Mais il y a un point sur lequel on écrit peu : l’irresponsabilité de beaucoup de cyclistes montréalais.

 

Nous sommes habitués ici à voir des cyclistes qui ne s’arrêtent pas aux feux rouges ou aux stops, qui roulent à contresens sur la chaussée, qui circulent sur les trottoirs et roulent sans lumière la nuit.

 

Ces comportements sont dangereux pour les cyclis-tes, mais aussi pour les autres, en particulier les piétons.
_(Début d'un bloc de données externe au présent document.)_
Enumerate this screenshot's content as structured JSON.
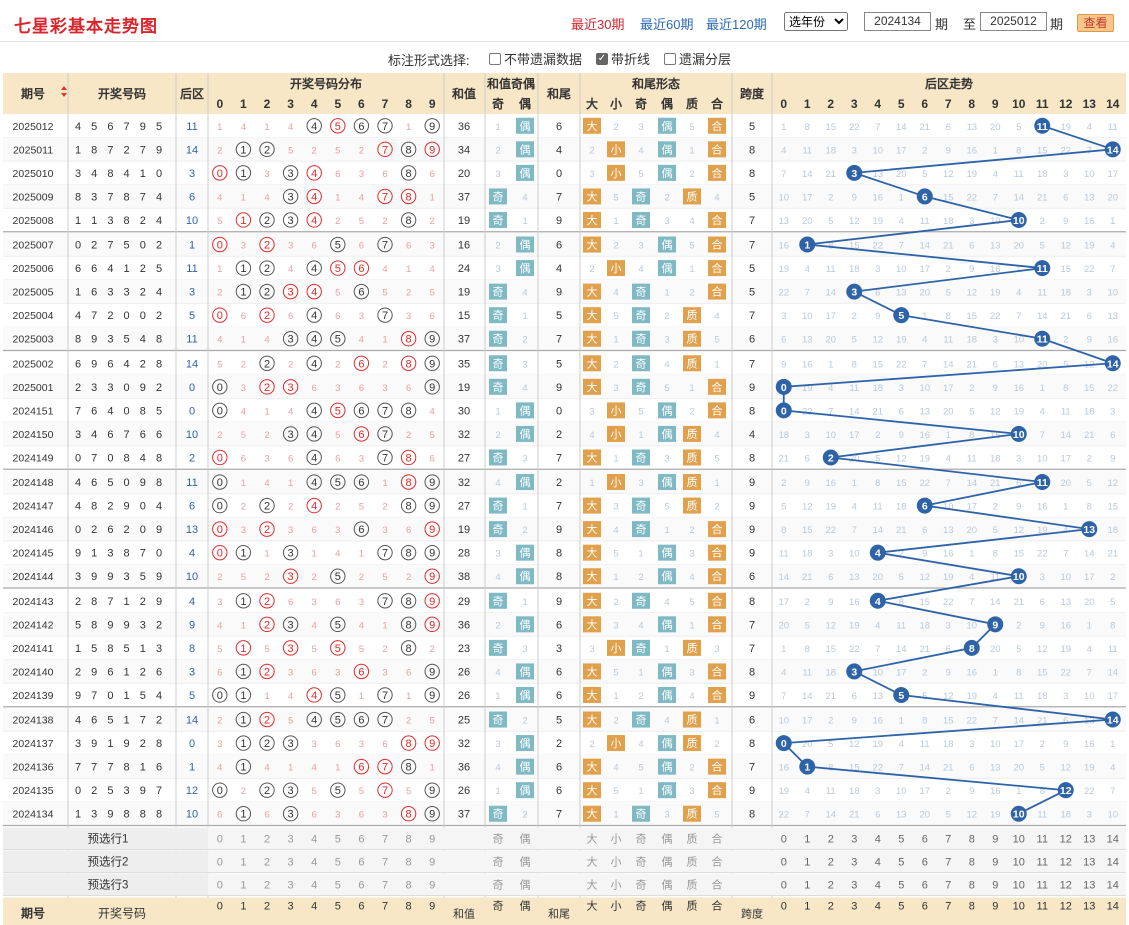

Je me suis fait bousculer sur le trottoir plus d’une fois par un cycliste et je connais quelqu’un dont la voiture a été éraflée par un cycliste qui se faufilait (illégalement) entre les autos.

De tels incidents arrivent plus fréquemment qu’on ne le rapporte. En effet, le cycliste peut s’échapper plus vite qu’un piéton et sans crainte d’être poursuivi (il suffit d’aller en sens inverse de la circulation).

De plus, les bicyclettes, contrairement aux automobiles, n’ont pas de plaque d’immatriculation, et on n’a aucun moyen d’identifier précisément une bicyclette qui s’éloigne. Si votre véhicule est égratigné ou si vous êtes frappé par une bicyclette, oubliez ça si le cycliste ne s’arrête pas!